Liu Yanlu was a 16-year-old preparing for university life when, on May 12, 2008, a magnitude 8.0 earthquake struck Sichuan in southwest China, killing more than 70,000 people, including more than 5,000 schoolchildren.
Like many young survivors, the disaster shaped her working life. Some chose architecture to design buildings that would survive the region's quakes, while others, like Liu, from the provincial capital Chengdu, decided to study medicine.
The girl had who started primary school a year early and was fast-tracked into high school because of her academic achievements chose cutting-edge medicine.
After five years of training in biomedical science at Zhejiang University in Hangzhou, she graduated and went to the University of California, Los Angeles. By 2018, she had earned a doctoral degree in the subject.
In March, the 27-year-old left the United States to return to Zhejiang University as an assistant professor and is its youngest principal epigenetics investigator.
Now she tries to explain the chemical building blocks of life and how they work. She has also become a mentor to other scientists.
"In the future, perhaps we can safely and effectively use stem cells for organ regeneration and treatment," Liu was quoted by the Qianjiang Evening News on Wednesday as saying.
She described scientific research as "something that she can't stop thinking about", keeping her up at night. Although the job was high pressure, it also brought her happiness and satisfaction, Liu said.
A senior colleague said Liu's work was highly regarded.
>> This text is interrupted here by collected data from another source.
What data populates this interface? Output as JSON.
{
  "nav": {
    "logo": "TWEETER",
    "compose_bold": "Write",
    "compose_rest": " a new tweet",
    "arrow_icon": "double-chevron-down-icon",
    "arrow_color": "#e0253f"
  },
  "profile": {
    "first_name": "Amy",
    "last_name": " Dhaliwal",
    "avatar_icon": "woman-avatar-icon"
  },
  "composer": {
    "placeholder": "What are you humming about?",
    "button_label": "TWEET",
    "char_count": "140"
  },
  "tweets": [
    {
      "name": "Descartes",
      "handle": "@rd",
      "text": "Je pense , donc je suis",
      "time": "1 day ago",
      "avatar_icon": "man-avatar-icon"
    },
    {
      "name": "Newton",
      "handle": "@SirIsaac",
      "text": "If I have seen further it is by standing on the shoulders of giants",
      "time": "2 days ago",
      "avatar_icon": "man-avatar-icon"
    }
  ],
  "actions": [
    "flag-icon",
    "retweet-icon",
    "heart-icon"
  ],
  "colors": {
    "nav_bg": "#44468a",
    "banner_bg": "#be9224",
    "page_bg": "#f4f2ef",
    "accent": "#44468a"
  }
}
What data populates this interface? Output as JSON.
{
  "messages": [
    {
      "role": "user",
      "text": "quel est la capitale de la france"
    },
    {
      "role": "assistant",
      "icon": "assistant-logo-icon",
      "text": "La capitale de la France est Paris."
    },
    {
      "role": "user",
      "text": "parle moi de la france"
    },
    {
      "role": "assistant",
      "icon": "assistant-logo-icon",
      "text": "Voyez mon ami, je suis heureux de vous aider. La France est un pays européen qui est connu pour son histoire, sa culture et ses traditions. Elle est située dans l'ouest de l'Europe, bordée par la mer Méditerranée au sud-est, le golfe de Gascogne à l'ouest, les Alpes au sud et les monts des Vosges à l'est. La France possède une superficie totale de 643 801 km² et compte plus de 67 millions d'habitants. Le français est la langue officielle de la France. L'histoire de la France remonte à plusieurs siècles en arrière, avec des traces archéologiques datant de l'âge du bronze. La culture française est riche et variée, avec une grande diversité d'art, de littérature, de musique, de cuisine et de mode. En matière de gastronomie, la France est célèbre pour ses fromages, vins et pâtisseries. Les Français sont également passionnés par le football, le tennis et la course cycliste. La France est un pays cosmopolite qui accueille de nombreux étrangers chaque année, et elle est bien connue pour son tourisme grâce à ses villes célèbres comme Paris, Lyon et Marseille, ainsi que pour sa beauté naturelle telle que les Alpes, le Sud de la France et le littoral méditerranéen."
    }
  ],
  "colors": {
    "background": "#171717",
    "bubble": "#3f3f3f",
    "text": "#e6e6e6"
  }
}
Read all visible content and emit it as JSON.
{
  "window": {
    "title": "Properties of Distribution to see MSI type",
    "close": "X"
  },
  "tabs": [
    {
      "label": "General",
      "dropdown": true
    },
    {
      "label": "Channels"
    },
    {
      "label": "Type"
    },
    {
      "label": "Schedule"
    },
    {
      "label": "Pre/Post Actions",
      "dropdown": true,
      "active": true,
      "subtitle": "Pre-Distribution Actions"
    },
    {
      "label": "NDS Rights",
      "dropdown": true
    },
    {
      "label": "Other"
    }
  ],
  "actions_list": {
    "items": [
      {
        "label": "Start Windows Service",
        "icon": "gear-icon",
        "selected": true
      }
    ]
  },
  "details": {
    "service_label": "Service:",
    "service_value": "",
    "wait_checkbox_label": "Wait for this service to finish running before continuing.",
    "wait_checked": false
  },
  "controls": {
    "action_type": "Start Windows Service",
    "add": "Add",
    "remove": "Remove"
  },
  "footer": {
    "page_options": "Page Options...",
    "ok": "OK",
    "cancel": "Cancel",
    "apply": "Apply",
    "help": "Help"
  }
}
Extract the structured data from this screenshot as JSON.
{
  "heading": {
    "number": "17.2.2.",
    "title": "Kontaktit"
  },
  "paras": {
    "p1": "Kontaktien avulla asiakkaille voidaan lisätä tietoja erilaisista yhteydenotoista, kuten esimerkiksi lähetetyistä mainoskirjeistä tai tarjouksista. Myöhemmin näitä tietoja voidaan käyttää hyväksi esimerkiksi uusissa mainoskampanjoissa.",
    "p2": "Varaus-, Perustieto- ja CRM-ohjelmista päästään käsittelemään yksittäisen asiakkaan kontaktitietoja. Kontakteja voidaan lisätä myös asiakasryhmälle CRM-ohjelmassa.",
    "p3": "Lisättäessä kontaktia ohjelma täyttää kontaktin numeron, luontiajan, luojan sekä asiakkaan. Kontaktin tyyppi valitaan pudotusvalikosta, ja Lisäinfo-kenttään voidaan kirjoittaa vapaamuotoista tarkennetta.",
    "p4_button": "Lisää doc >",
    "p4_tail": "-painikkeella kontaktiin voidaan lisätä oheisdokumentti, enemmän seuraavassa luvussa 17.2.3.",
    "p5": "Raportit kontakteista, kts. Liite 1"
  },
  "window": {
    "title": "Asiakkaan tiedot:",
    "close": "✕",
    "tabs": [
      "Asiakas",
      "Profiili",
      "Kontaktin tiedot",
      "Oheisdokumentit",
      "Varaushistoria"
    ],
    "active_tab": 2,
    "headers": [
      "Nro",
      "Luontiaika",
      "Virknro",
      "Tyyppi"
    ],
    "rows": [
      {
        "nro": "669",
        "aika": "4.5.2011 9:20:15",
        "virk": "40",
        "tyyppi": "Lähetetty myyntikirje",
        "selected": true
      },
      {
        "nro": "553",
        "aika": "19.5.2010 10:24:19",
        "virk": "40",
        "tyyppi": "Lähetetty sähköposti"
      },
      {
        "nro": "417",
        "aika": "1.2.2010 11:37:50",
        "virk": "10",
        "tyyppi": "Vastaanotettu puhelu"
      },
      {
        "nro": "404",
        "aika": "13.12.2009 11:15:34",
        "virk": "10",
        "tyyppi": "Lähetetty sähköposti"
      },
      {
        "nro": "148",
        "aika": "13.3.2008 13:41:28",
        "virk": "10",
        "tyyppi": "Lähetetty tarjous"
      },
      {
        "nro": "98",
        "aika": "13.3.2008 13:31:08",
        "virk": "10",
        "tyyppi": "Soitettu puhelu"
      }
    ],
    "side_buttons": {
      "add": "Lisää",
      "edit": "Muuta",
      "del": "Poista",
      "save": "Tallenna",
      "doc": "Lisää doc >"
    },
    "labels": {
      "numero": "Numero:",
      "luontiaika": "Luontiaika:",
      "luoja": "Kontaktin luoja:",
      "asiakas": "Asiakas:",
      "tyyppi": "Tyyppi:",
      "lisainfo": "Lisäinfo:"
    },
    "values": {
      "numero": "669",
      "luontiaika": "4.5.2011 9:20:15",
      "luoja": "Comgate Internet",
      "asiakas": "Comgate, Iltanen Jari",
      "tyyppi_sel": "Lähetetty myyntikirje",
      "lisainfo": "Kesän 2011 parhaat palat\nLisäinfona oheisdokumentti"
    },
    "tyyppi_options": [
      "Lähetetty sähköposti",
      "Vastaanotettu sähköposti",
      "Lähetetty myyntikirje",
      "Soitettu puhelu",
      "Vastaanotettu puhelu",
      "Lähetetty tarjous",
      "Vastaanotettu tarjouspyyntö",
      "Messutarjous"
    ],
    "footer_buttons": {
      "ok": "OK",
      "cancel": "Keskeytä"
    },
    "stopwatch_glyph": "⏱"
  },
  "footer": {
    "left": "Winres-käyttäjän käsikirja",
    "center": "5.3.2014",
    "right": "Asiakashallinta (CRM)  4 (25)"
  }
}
"It is very rare in China for someone with a medical background to mentor doctoral candidates at such a young age," Ouyang Hongwei, dean of the University of Edinburgh Institute at Zhejiang, was quoted as saying. "She has fitted into the position well and acted like a professor."
Ouyang said it typically took a postdoctoral student three to five years to become a principal investigator but Liu did it in one because "her research involves several fields with rich academic achievements".
Liu has published the findings of her prolific research work into epigenetics, stem cells and genetic engineering in several journals, including the US National Academy of Science's PNAS, Nature Plants, and Cell. She was credited as the lead author on several articles.
"These papers in international journals take three to five years," Liu said. "I often have several projects going on at the same time."
Liu said that her discipline and focus made teaching difficult at first. "It takes a lot more time to help students and to adapt to their work pace," she said.
Liu said that each week she wrote letters for her students to share her career, research and life experience in the hope they would inspire her students.
She said that on September 10, Teachers' Day in China, one of her doctoral students responded with a moving 10,000-word letter.
"It made my efforts worthwhile," she said.
Liu is among a number of high-achieving young women forging a path in academia.
In 2012, Fang Lu became an associate professor at the University of Science and Technology of China in Hefei, southeastern Anhui province, when she was 26.
She had graduated from that university in 2007 with a bachelor's degree in electronic engineering and information science before taking her doctoral degree in electronic and computer engineering at Hong Kong University of Science and Technology. in 2011
Yang Shu studied at Fudan University in Shanghai, and then obtained the doctoral degree in the Hong Kong University of Science and Technology in 2014.
She spent two years as a postdoctoral research associate with the University of Cambridge before joining Zhejiang University, at 26, as an associate professor.
In 2016, Han Chunmiao, 29, became associate professor in chemical engineering and materials at Heilongjiang University in northeastern China. She began mentoring doctoral students a year later.